Tendo como perspectiva a proximidade do ano 2000, O beijo de Judas: fotografia e verdade, de Joan Fontcuberta, é uma tentativa de balizar a fotografia como elemento-chave da cultura visual do novo milênio. Publicado originalmente em francês no ano de 1996, a primeira versão brasileira é de 2010 e foi publicada pela Editoria Gustavo Gili, com tradução de Maria Alzira Brum Lemos.
O livro reúne um apanhado de oito ensaios em que o autor discute representação e verossimilhança tendo a fotografia como ponto de partida para a enxurrada de imagens do cinema, da televisão e da internet na virada do último século.
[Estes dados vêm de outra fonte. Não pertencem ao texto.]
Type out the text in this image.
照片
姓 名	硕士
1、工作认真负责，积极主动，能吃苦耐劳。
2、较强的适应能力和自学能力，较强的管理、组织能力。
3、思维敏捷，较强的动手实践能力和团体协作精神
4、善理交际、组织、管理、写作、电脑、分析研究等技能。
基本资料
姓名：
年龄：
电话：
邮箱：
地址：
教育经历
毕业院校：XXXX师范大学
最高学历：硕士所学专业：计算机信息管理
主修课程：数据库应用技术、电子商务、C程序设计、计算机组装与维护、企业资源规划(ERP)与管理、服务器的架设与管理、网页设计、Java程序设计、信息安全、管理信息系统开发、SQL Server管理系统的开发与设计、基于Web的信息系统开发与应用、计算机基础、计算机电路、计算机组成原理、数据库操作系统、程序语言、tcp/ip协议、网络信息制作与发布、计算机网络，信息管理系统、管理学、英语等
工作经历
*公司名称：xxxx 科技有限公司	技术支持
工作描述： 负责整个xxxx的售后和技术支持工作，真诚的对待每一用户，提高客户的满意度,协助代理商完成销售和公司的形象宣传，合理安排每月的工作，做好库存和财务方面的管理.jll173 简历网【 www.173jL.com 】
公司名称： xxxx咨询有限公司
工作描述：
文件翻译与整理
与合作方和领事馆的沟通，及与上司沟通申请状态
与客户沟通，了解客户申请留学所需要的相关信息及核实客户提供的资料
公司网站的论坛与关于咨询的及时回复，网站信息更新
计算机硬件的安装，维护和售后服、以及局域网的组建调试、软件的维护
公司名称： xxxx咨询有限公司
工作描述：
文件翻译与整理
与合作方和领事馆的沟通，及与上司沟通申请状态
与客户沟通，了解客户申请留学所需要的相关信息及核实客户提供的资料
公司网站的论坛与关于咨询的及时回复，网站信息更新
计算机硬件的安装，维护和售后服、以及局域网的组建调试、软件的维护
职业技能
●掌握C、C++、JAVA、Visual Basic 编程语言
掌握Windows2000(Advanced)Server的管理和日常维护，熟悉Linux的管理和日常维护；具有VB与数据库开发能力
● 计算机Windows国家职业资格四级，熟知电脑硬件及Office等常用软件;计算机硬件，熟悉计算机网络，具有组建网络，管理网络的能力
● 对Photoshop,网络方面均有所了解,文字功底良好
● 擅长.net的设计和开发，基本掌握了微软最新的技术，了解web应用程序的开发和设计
Joan Fontcuberta constrói a obra com base no paralelismo entre a verdade e a crença. Usa analogias religiosas desde o título ao caso de São Tomé, aquele que precisava ver para crer. Para o leitor que não possui repertório cristão, tais combinações podem soar irrelevantes a princípio, mas ele consegue conduzir o livro mantendo o objetivo a que se propõe: colocar a verdade da fotografia em xeque e 'ganhar adeptos para a causa dos céticos’. Fontcuberta avisa que seu tema fundamental é o da verdade: 'A história da fotografia pode ser contemplada como um diálogo entre a vontade de nos aproximarmos do real e as dificuldades para fazê-lo. Por isso, apesar das aparências, o domínio da fotografia se situa mais propriamente no campo da ontologia que no da estética’.
Abre o livro com Pecados originais e apresenta alguns motivos pelos quais se proíbe fotografar: 'diga-me por que te proíbem e te direi quem és'. A partir da pergunta, o autor ressalta que a fotografia nos situa em uma posição conveniente para fazer uma radiografia do mundo em que estamos. Daí, dependendo do ponto de vista, ela se posiciona como pecado ou como dispositivo para a 'busca de Deus: 'fotógrafos de renome e livres de qualquer suspeita de afinidades com gurus e seitas, como Henri Cartier-Bresson, interpretaram o ato fotográfico como um instante decisivo, sobrenatural, epifânico, de comunhão entre o mundo e o espírito'.
Ao citar o ‘papa’ do fotojornalismo, o autor oferece o gancho para apresentar esse dispositivo a serviço da verdade, nas palavras de Jean Baudrillard, 'capaz de mostrar um objeto sem ocultações, esfregando toda a realidade diante de nossos olhos, sem reparos, e, para isso, o meio fotográfico, graças à sua precisão descritiva, tem todas as cartas a seu favor’.